For your information, it's a violation of the community guidelines to advertise your markets on unrelated markets -- see https://manifoldmarkets.notion.site/Comment-guidelines-c4b4e6b0b0064b268970388f692c4745
@MaxE What if the model is model does not use stock fish at inference time (own weights), but is trained on data generated by stockfish?
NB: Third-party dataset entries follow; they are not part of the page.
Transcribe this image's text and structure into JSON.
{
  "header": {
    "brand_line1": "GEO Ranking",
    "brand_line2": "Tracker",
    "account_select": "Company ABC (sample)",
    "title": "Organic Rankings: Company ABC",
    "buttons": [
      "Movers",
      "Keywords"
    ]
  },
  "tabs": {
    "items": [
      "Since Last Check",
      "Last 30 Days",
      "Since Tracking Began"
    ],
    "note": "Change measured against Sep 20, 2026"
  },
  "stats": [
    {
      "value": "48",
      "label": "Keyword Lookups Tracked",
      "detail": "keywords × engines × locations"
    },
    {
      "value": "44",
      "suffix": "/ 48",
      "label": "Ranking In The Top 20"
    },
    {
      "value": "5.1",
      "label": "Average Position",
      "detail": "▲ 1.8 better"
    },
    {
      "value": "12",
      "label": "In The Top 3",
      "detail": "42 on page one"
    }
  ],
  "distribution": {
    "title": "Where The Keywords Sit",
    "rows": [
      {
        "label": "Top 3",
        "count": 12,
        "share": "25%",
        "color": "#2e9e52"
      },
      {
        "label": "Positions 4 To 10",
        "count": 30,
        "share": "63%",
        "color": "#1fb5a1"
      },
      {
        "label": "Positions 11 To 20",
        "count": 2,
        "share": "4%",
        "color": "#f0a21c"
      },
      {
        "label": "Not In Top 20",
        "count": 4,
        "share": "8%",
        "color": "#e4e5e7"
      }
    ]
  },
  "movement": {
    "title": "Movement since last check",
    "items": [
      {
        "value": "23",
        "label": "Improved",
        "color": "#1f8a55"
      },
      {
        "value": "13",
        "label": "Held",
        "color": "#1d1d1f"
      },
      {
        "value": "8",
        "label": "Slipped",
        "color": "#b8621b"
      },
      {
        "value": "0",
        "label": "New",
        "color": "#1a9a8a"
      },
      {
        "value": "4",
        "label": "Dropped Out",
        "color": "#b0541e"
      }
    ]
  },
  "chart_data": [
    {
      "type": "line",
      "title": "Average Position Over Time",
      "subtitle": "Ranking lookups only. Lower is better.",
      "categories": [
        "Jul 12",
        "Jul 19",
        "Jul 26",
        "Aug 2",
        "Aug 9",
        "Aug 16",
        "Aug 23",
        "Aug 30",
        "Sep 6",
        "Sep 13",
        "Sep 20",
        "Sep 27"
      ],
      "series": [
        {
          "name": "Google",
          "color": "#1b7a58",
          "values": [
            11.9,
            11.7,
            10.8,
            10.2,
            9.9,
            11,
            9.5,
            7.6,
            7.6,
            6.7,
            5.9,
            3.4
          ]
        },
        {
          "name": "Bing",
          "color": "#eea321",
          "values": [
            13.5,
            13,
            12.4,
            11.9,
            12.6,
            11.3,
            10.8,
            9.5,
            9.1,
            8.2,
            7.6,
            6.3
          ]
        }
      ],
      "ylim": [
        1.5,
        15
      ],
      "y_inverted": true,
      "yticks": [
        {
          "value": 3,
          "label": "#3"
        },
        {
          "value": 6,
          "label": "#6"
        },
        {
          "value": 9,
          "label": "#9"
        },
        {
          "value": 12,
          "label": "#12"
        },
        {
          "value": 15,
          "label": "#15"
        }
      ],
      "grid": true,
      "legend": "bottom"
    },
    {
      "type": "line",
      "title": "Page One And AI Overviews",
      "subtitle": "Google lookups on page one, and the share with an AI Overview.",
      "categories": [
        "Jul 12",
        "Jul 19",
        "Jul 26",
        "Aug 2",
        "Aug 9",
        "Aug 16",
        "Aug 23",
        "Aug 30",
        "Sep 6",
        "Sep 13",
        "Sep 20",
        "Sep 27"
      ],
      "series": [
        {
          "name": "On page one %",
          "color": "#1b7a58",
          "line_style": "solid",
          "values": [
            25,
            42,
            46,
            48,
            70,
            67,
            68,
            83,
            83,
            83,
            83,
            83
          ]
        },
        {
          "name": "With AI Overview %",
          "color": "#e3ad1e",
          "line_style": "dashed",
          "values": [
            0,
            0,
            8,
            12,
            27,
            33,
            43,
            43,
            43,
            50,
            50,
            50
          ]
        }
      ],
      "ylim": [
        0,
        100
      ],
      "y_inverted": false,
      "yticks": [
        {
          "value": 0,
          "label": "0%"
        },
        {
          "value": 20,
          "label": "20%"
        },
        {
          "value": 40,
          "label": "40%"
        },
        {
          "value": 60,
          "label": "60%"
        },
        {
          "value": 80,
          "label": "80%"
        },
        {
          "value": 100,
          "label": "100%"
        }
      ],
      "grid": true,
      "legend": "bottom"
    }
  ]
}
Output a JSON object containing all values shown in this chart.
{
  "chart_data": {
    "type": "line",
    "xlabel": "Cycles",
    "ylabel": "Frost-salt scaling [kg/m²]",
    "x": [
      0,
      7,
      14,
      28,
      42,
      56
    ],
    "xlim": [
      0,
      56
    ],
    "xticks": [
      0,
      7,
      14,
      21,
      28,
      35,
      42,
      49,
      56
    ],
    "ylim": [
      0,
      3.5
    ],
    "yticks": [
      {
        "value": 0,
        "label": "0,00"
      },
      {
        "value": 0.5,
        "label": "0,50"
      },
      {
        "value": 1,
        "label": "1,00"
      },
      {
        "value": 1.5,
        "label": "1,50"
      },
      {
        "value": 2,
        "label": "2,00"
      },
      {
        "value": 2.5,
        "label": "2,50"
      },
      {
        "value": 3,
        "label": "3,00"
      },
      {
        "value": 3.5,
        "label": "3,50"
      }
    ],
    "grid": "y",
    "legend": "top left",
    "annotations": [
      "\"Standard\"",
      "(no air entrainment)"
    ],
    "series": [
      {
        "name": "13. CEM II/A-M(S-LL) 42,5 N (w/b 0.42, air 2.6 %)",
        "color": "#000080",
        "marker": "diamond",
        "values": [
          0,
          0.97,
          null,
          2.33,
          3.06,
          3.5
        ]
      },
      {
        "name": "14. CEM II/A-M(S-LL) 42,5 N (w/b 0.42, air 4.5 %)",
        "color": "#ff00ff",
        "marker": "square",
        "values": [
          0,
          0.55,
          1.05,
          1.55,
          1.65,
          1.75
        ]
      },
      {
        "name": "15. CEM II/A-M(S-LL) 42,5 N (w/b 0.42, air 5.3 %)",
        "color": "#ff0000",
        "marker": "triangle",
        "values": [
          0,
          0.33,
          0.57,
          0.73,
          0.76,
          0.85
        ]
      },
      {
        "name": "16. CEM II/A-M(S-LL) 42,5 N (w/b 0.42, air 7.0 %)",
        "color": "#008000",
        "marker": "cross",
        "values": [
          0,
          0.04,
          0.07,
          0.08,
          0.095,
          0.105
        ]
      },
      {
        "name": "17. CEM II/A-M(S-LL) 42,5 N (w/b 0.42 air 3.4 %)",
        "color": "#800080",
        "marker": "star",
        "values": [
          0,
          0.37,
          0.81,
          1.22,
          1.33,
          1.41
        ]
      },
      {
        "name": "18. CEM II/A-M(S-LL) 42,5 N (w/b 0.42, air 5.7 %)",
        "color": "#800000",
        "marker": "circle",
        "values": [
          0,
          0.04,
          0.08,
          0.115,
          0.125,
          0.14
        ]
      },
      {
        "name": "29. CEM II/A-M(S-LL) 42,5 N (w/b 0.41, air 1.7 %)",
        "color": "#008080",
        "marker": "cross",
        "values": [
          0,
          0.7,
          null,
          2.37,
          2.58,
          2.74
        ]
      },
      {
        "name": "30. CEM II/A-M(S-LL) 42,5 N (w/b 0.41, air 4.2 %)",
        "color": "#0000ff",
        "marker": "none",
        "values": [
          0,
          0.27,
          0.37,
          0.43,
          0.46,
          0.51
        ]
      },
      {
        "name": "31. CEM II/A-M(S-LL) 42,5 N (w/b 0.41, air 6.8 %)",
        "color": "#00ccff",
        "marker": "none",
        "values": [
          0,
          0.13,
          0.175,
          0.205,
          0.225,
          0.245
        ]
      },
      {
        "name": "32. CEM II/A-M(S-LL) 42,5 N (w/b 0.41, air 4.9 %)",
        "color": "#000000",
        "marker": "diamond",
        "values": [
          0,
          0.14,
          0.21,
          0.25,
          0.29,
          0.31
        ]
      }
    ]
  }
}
@DanielLawson I'm not sure a pure language model can grasp the logic that chess engines can employ without efficiency losses so immense that it's never worth making a llm to play high level chess before we make something better at logic
@MaxE I don’t agree, I think I scaled up version of this paper trained on stock-fish level data would work: Grandmaster-level Chess without Search: https://arxiv.org/html/2402.04494v1
You go from GM to super with just more data/larger model/similar architecture
@CraigDemel I think it’s 100% techncialt feasible, but maybe 40-50% someone actually does it. For example, OpenAI could do it, but it’s not worth it for them to spend time/resources making a specialist trained LLM for chess. My claim is not as broad that every commercial LLM with be chess super GMs. It is that one could train an LLM trained / specialized in chess, and would reach super GM with sufficient and high-quality data.
@DanielLawson I wonder if super gms will change their strategy when playing against such a model. If you play weird positions that it wasn't trained on and play super passively to wait for a mistake
Unless there is a loophole I'm missing here (train an ml system, fool nyt into calling it an llm), this is currently the most mispriced market on manifold.
If i can be assured this only applies to openai's o models, gemini's regular models, grok, claude etc. I would put half my manna into it. Is there a market about those specifically? (e.g. "will claude beat a super grandmaster by 2028")
I just played gemini pro-2.5-exp, it gave me it's queen after 15 moves. I think most bettors here don't play chess or don't use llms 😕
@FergusArgyll here's the game for the record. I thought < 5 seconds per move and played deliberately passively

@FergusArgyll Consider
Current SoTA models are not trained for chess (evidenced by GPT-3.5 Turbo being much better than GPT-4o)
Agents playing games is the next step for AI companies as reasoning models stabilize (OpenAI's roadmap says this explicitly; I don't know if Anthropic has publically said the same, but ClaudePlaysPokemon suggests it's top-of-mind for employees)
Chess is a great game for #2, requiring substantial computation while being trivial to evaluate against stockfish and requiring little context
"Computers beat top humans at chess... again" is great PR for a company that is promising investors AGI
Two years is a long time in this space
@FergusArgyll I also think it is mispriced but note that it requires the human to play blind and a single win by an LLM is sufficient to resolve YES...
Hallucinations are getting rarer with the latest models, average centipawn loss is occasionally hitting this level. I'd expect the next round of releases will be worth playing for the super grandmasters. I bet this up to 76%, but I'm 90%+ confident.
https://www.lesswrong.com/posts/gNFixvxw7JxzvMjCJ/personal-evaluation-of-llms-through-chess
@Mactuary If you're gonna play ruy lopez, it's gonna know the 1st 15 moves. Open with 1. h4 or something and it's toast
@Bayesian a lot of people don't realize how much better a super grandmaster is than a regular human.